Literary writers in Canada and other
relatively free, prosperous and peaceful countries actually are in trouble, but in ways that are
good. They are facing technical challenges connected to the platforms on which
they deliver stories and songs. The Elizabethans faced similar challenges, in
having to convert from manuscript to print circulation, from patronage to
profit, from the church or schoolroom venue to the playhouse and a mass
audience.
This goes back a long ways. With
literature, writing as compared to speaking or singing increased in importance with
the invention of paper. There was now a way of communicating across large
spaces and over time, which was important to business, law and government.
Society facilitated written communication by teaching reading and writing. All
of this provided extra opportunities to people who invented stories and song
lyrics and wrote them down. They could appeal to a larger audience. They could
get jobs doing what they liked to do — at least the talking-about-literature
part. They had stimulating new technologies to play with. Writers in one
country could read what writers in another country were doing — the English,
for example, in the fifteenth century, reading the Italians.
When the printing press was invented, writers
could have books of poems and stories mass-produced and sold in the market. This
enabled them to dominate other artists. Musicians and singers had to get
audiences to come to listen. Painters and sculptors had to get people into
galleries. Playwrights had to get audiences to the theatre.
Now there are marketable platforms for
plays, music and sculpture, making things fairer for other artists and
providing even more stimulating challenges and technology to story-tellers and
song-writers. To talk of these platforms as being “narcotic,” as compared to the
printed page, smacks of sour grapes. It implies that audiences are not to be
enticed into reading or listening to poems and stories but forced because they
are, essentially, stupid. They don’t know when something’s bad for them. Writers
with this attitude may be conflating writing and teaching, taking a classroom
of students to be a real audience. They are not. Audiences have to be
entertained.
Certainly scientists should look at what
various media of communications do to the mind, just as they might study
certain narcotics, and certainly if problems are suspected governments should
act. But writers don’t know enough about CAT or MRI scans to provide any
direction in this, and some (Yeats, Frost) believe that it’s part of their job
to put readers into a trance. Some evidently believe it’s part of their job to be in a trance.

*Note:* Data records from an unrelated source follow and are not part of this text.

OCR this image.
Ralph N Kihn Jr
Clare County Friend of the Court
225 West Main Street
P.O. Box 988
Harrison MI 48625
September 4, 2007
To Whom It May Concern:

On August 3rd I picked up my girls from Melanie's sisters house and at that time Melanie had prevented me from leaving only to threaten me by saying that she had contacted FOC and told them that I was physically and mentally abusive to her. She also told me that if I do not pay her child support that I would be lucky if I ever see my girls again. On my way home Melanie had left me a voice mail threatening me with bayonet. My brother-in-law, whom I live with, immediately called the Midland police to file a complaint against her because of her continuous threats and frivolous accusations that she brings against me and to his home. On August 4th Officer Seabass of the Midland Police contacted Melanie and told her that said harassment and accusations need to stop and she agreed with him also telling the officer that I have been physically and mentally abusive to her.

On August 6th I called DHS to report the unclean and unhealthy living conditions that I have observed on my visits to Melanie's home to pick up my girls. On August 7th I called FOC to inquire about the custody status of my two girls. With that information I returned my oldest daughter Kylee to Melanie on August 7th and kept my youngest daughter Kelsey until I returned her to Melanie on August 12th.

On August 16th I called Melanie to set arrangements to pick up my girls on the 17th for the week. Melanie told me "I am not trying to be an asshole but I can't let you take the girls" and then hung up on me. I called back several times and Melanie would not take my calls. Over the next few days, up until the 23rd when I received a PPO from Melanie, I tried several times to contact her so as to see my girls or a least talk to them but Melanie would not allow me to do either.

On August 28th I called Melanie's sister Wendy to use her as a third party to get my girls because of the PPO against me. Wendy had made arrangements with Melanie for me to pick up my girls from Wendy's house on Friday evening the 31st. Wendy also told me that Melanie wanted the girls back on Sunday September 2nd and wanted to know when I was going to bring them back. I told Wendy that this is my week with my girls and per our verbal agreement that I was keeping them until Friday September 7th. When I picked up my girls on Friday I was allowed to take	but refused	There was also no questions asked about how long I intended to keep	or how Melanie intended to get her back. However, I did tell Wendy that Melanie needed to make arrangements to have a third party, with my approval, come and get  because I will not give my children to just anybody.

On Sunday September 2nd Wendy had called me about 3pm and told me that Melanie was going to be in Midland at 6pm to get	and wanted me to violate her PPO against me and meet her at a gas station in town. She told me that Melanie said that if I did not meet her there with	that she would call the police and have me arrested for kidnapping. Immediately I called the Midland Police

Shakespeare wrote extremely sophisticated
plays in extremely sophisticated English that appealed to both the educated and
the uneducated. Likely he spent more time understanding that audience and
writing for it than he did complaining about it. Money was an important
motivator.
So, no “death of literature.” “Death of the
book?” So what? Homer did okay without it. Shakespeare didn’t pay too much
attention to it, though he made sure that his lyric and narrative poetry got
published. For lyric and narrative, that’s where the money was. Now, maybe the
computer screen is better. The audience decides these matters, not the writer,
and it decides it through its purchases.